If the thumbnail does not yet exist the returned url will be the url of the
generation function (`utils.media.views.generate_thumbnail`). This url can then
be called by the browser of the user creating the thumbnails on-demand preventing
blocking of the page or large workloads when uploading multiple photos at once.
Once the thumbnail is generated the user will be redirected to the real image.

The url to the thumbnail generation route is signed with a signature that
extends the signature we use to serve private media files.
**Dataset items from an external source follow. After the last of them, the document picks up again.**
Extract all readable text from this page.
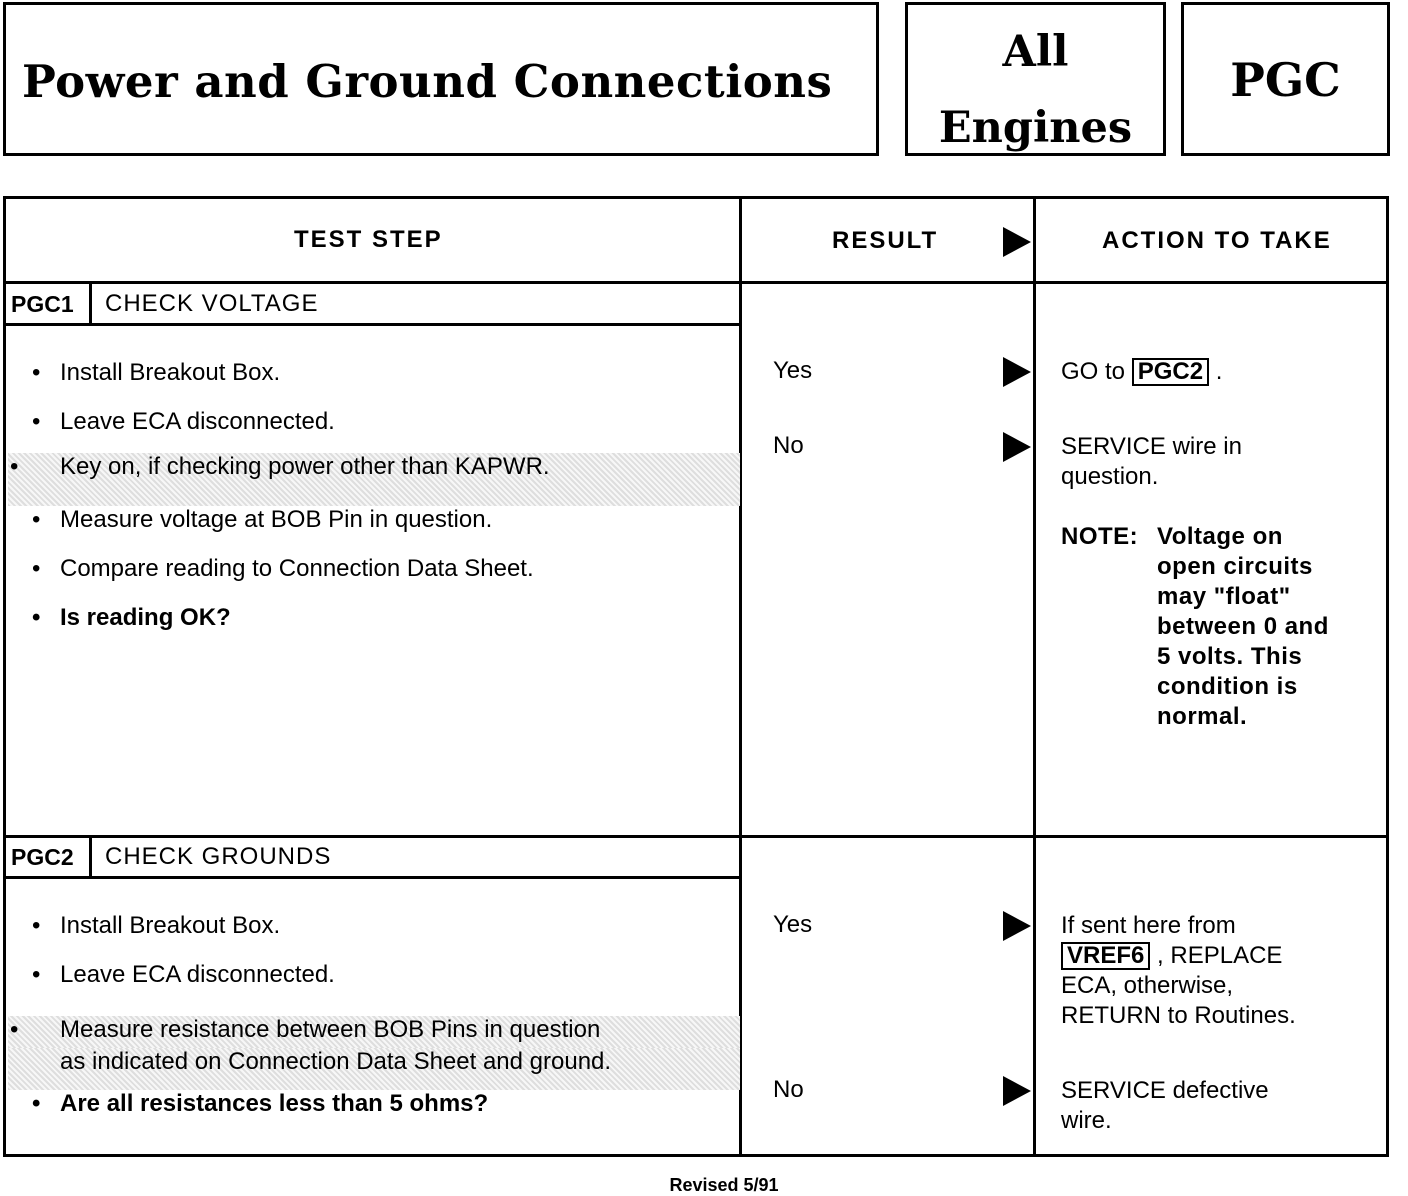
Power and Ground Connections
All
Engines
PGC
TEST STEP	RESULT	ACTION TO TAKE
PGC1 CHECK VOLTAGE
• Install Breakout Box.
• Leave ECA disconnected.
• Key on, if checking power other than KAPWR.
• Measure voltage at BOB Pin in question.
• Compare reading to Connection Data Sheet.
• Is reading OK?
Yes
No
GO to PGC2 .
SERVICE wire in
question.
NOTE: Voltage on
open circuits
may "float"
between 0 and
5 volts. This
condition is
normal.
PGC2 CHECK GROUNDS
• Install Breakout Box.
• Leave ECA disconnected.
• Measure resistance between BOB Pins in question
as indicated on Connection Data Sheet and ground.
• Are all resistances less than 5 ohms?
Yes
No
If sent here from
VREF6 , REPLACE
ECA, otherwise,
RETURN to Routines.
SERVICE defective
wire.
Revised 5/91
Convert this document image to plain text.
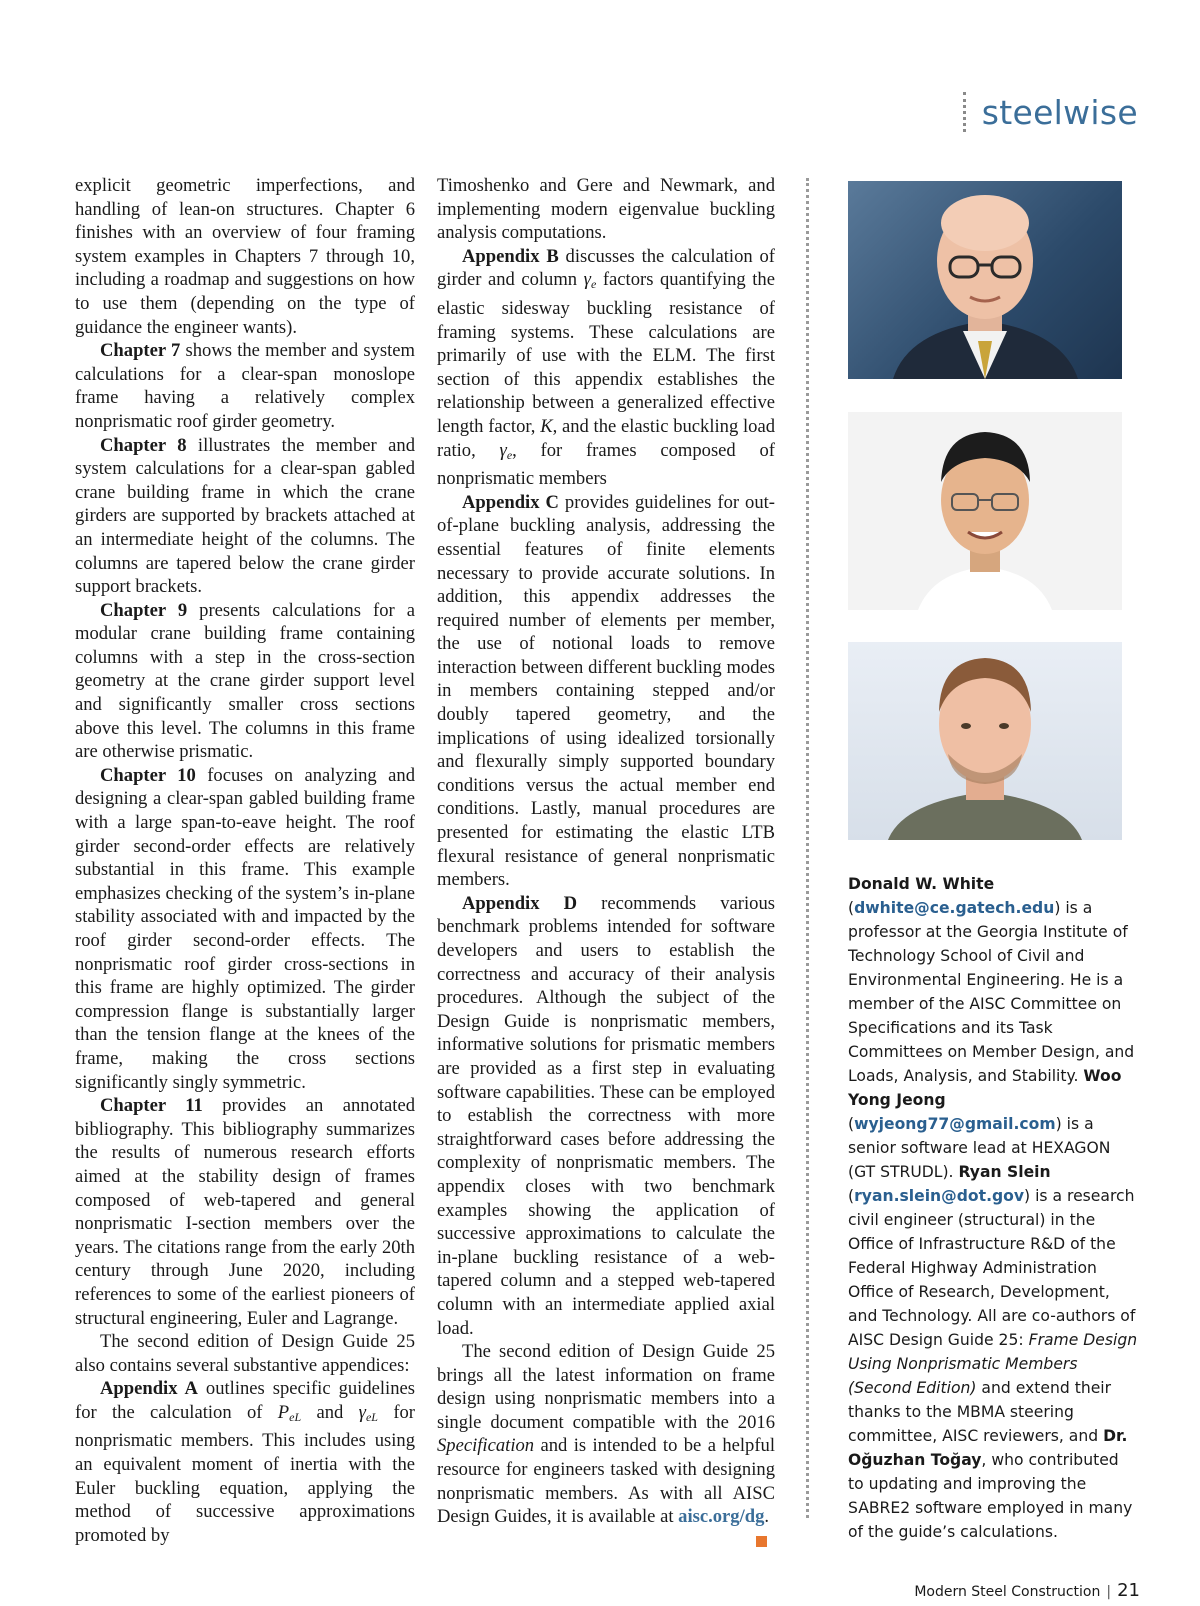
steelwise

explicit geometric imperfections, and handling of lean-on structures. Chapter 6 finishes with an overview of four framing system examples in Chapters 7 through 10, including a roadmap and suggestions on how to use them (depending on the type of guidance the engineer wants).

Chapter 7 shows the member and system calculations for a clear-span monoslope frame having a relatively complex nonprismatic roof girder geometry.

Chapter 8 illustrates the member and system calculations for a clear-span gabled crane building frame in which the crane girders are supported by brackets attached at an intermediate height of the columns. The columns are tapered below the crane girder support brackets.

Chapter 9 presents calculations for a modular crane building frame containing columns with a step in the cross-section geometry at the crane girder support level and significantly smaller cross sections above this level. The columns in this frame are otherwise prismatic.

Chapter 10 focuses on analyzing and designing a clear-span gabled building frame with a large span-to-eave height. The roof girder second-order effects are relatively substantial in this frame. This example emphasizes checking of the system’s in-plane stability associated with and impacted by the roof girder second-order effects. The nonprismatic roof girder cross-sections in this frame are highly optimized. The girder compression flange is substantially larger than the tension flange at the knees of the frame, making the cross sections significantly singly symmetric.

Chapter 11 provides an annotated bibliography. This bibliography summarizes the results of numerous research efforts aimed at the stability design of frames composed of web-tapered and general nonprismatic I-section members over the years. The citations range from the early 20th century through June 2020, including references to some of the earliest pioneers of structural engineering, Euler and Lagrange.

The second edition of Design Guide 25 also contains several substantive appendices:

Appendix A outlines specific guidelines for the calculation of $P_{eL}$ and $\gamma_{eL}$ for nonprismatic members. This includes using an equivalent moment of inertia with the Euler buckling equation, applying the method of successive approximations promoted by

Timoshenko and Gere and Newmark, and implementing modern eigenvalue buckling analysis computations.

Appendix B discusses the calculation of girder and column $\gamma_e$ factors quantifying the elastic sidesway buckling resistance of framing systems. These calculations are primarily of use with the ELM. The first section of this appendix establishes the relationship between a generalized effective length factor, K, and the elastic buckling load ratio, $\gamma_e$, for frames composed of nonprismatic members

Appendix C provides guidelines for out-of-plane buckling analysis, addressing the essential features of finite elements necessary to provide accurate solutions. In addition, this appendix addresses the required number of elements per member, the use of notional loads to remove interaction between different buckling modes in members containing stepped and/or doubly tapered geometry, and the implications of using idealized torsionally and flexurally simply supported boundary conditions versus the actual member end conditions. Lastly, manual procedures are presented for estimating the elastic LTB flexural resistance of general nonprismatic members.

Appendix D recommends various benchmark problems intended for software developers and users to establish the correctness and accuracy of their analysis procedures. Although the subject of the Design Guide is nonprismatic members, informative solutions for prismatic members are provided as a first step in evaluating software capabilities. These can be employed to establish the correctness with more straightforward cases before addressing the complexity of nonprismatic members. The appendix closes with two benchmark examples showing the application of successive approximations to calculate the in-plane buckling resistance of a web-tapered column and a stepped web-tapered column with an intermediate applied axial load.

The second edition of Design Guide 25 brings all the latest information on frame design using nonprismatic members into a single document compatible with the 2016 Specification and is intended to be a helpful resource for engineers tasked with designing nonprismatic members. As with all AISC Design Guides, it is available at aisc.org/dg.

Donald W. White
(dwhite@ce.gatech.edu) is a professor at the Georgia Institute of Technology School of Civil and Environmental Engineering. He is a member of the AISC Committee on Specifications and its Task Committees on Member Design, and Loads, Analysis, and Stability. Woo Yong Jeong
(wyjeong77@gmail.com) is a senior software lead at HEXAGON (GT STRUDL). Ryan Slein
(ryan.slein@dot.gov) is a research civil engineer (structural) in the Office of Infrastructure R&D of the Federal Highway Administration Office of Research, Development, and Technology. All are co-authors of AISC Design Guide 25: Frame Design Using Nonprismatic Members (Second Edition) and extend their thanks to the MBMA steering committee, AISC reviewers, and Dr. Oğuzhan Toğay, who contributed to updating and improving the SABRE2 software employed in many of the guide’s calculations.
Modern Steel Construction | 21
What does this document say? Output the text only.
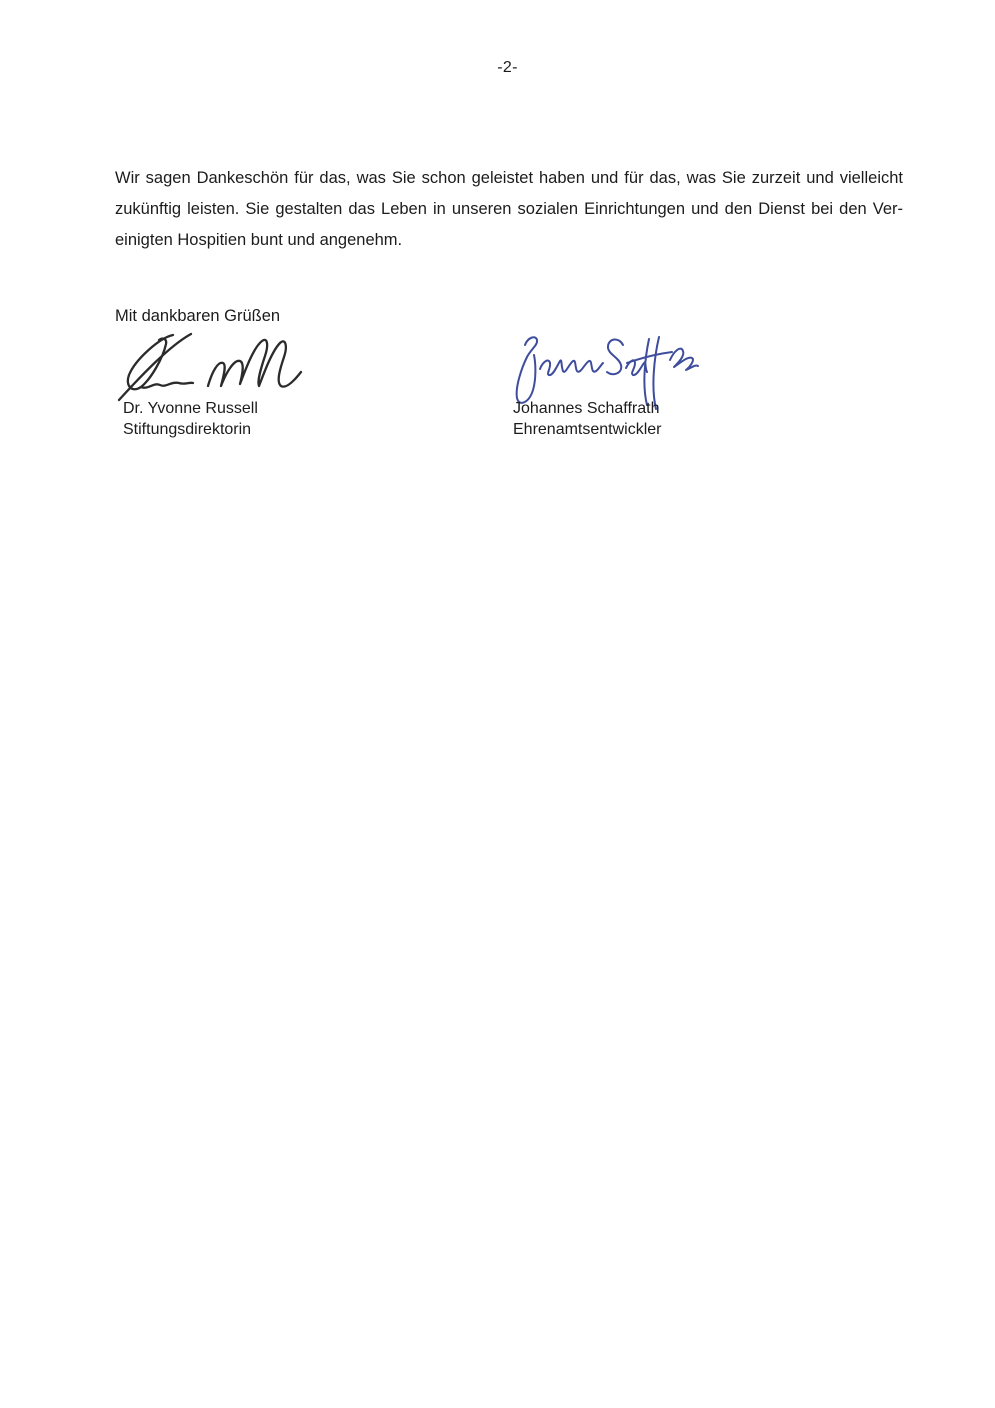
-2-
Wir sagen Dankeschön für das, was Sie schon geleistet haben und für das, was Sie zurzeit und vielleicht
zukünftig leisten. Sie gestalten das Leben in unseren sozialen Einrichtungen und den Dienst bei den Ver-
einigten Hospitien bunt und angenehm.
Mit dankbaren Grüßen
Dr. Yvonne Russell
Stiftungsdirektorin
Johannes Schaffrath
Ehrenamtsentwickler
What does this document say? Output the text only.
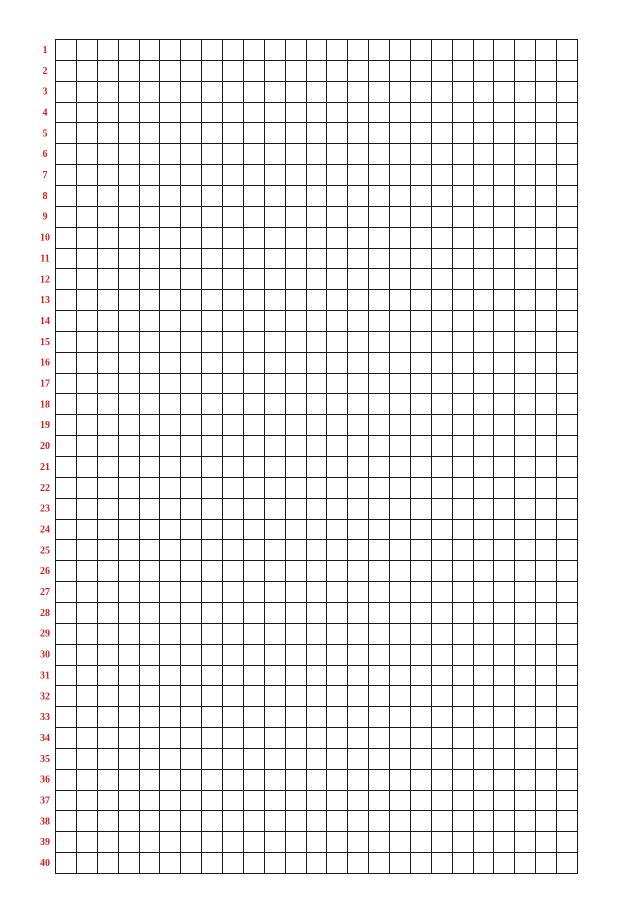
1
2
3
4
5
6
7
8
9
10
11
12
13
14
15
16
17
18
19
20
21
22
23
24
25
26
27
28
29
30
31
32
33
34
35
36
37
38
39
40
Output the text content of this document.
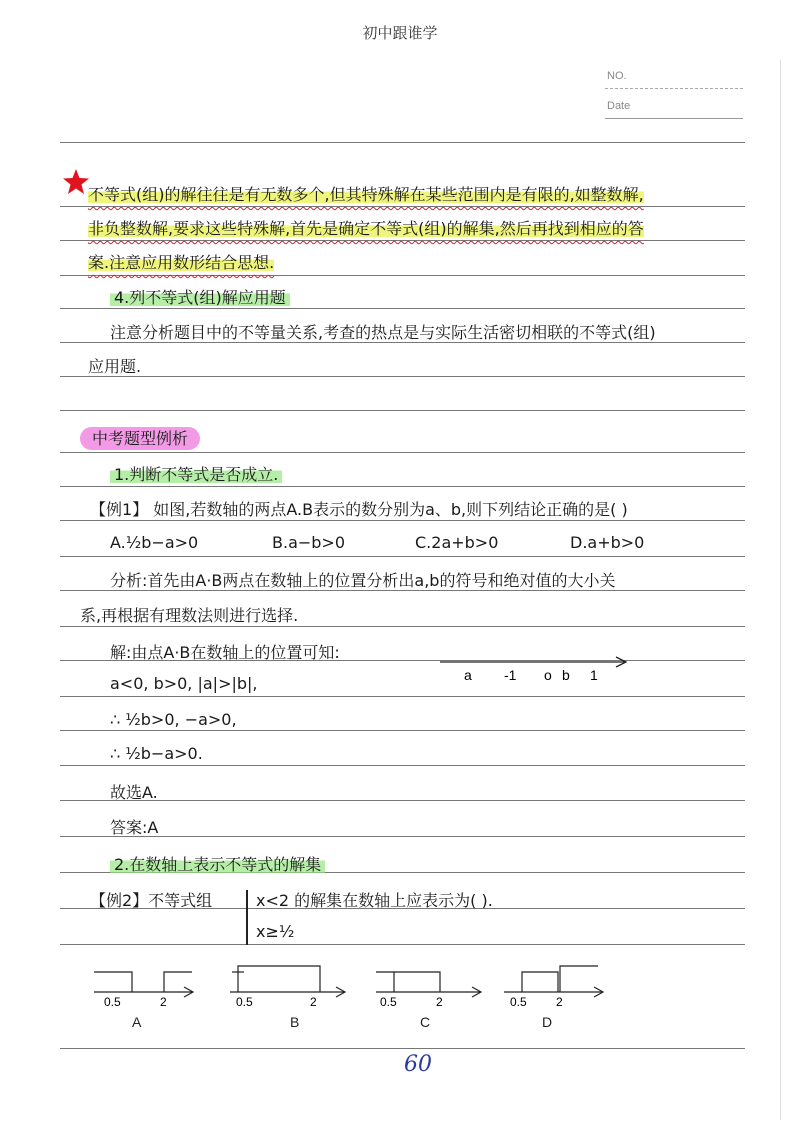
初中跟谁学
NO.
Date
不等式(组)的解往往是有无数多个,但其特殊解在某些范围内是有限的,如整数解,
非负整数解,要求这些特殊解,首先是确定不等式(组)的解集,然后再找到相应的答
案.注意应用数形结合思想.
4.列不等式(组)解应用题
注意分析题目中的不等量关系,考查的热点是与实际生活密切相联的不等式(组)
应用题.
中考题型例析
1.判断不等式是否成立.
【例1】 如图,若数轴的两点A.B表示的数分别为a、b,则下列结论正确的是( )
A.½b−a>0	B.a−b>0	C.2a+b>0	D.a+b>0
分析:首先由A·B两点在数轴上的位置分析出a,b的符号和绝对值的大小关
系,再根据有理数法则进行选择.
解:由点A·B在数轴上的位置可知:
a<0, b>0, |a|>|b|,
∴ ½b>0, −a>0,
∴ ½b−a>0.
故选A.
答案:A
a -1 o b 1
2.在数轴上表示不等式的解集
【例2】不等式组	x<2 的解集在数轴上应表示为( ).
x≥½
0.5	2
A
0.5	2
B
0.5	2
C
0.5 2
D
60
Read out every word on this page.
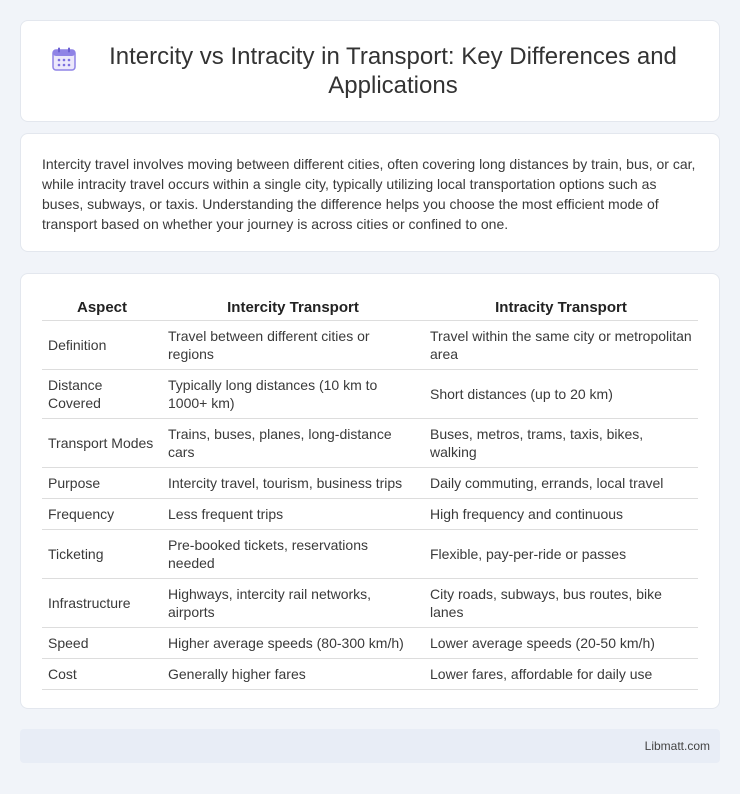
Intercity vs Intracity in Transport: Key Differences and Applications

Intercity travel involves moving between different cities, often covering long distances by train, bus, or car, while intracity travel occurs within a single city, typically utilizing local transportation options such as buses, subways, or taxis. Understanding the difference helps you choose the most efficient mode of transport based on whether your journey is across cities or confined to one.

Aspect	Intercity Transport	Intracity Transport
Definition	Travel between different cities or regions	Travel within the same city or metropolitan area
Distance Covered	Typically long distances (10 km to 1000+ km)	Short distances (up to 20 km)
Transport Modes	Trains, buses, planes, long-distance cars	Buses, metros, trams, taxis, bikes, walking
Purpose	Intercity travel, tourism, business trips	Daily commuting, errands, local travel
Frequency	Less frequent trips	High frequency and continuous
Ticketing	Pre-booked tickets, reservations needed	Flexible, pay-per-ride or passes
Infrastructure	Highways, intercity rail networks, airports	City roads, subways, bus routes, bike lanes
Speed	Higher average speeds (80-300 km/h)	Lower average speeds (20-50 km/h)
Cost	Generally higher fares	Lower fares, affordable for daily use
Libmatt.com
More information
about the signature can be found in the next section.

**The thumbnailing tools should never be used to create thumbnails from user
input directly!** They do not protect against directory traversel and assume
the path is correct. They are meant to be used with a path from an `ImageField`
or similar.

.. graphviz::

   digraph thumbnails {
        get[label="get_thumbnail_url"]
        generate[label="generate_thumbnail"]
        public[label="serve thumbnail as public media file"]
        private[label="serve thumbnail as private media file"]
        get -> generate [label="no thumbnail"]
        get -> public [label="thumbnail exists & is public"]
        get -> private [label="thumbnail exists & is private"]
        generate -> public [label="redirects"]
        generate -> private [label="redirects"]
   }


Signatures
----------

The signature used for the generation of thumbnails extends the signature to
load a private media file with keys used for the generation. The signature
contains all information required to generate the thumbnail.

.. code-block:: python

    {
        'visibility': 'public',
        'size': '300x300',
        'fit': 0,
        'path': 'image.jpeg',
        'thumb_path': 'thumbnails/300x300_0/image.jpeg',
        'serve_path': '/media/public/thumbnails/300x300_0/image.jpeg'
    }

The signature protects us against path tampering and thus path traversal and
DDoS attacks. We also know that a user can only get a valid signature if
they accessed a page providing them with that signature.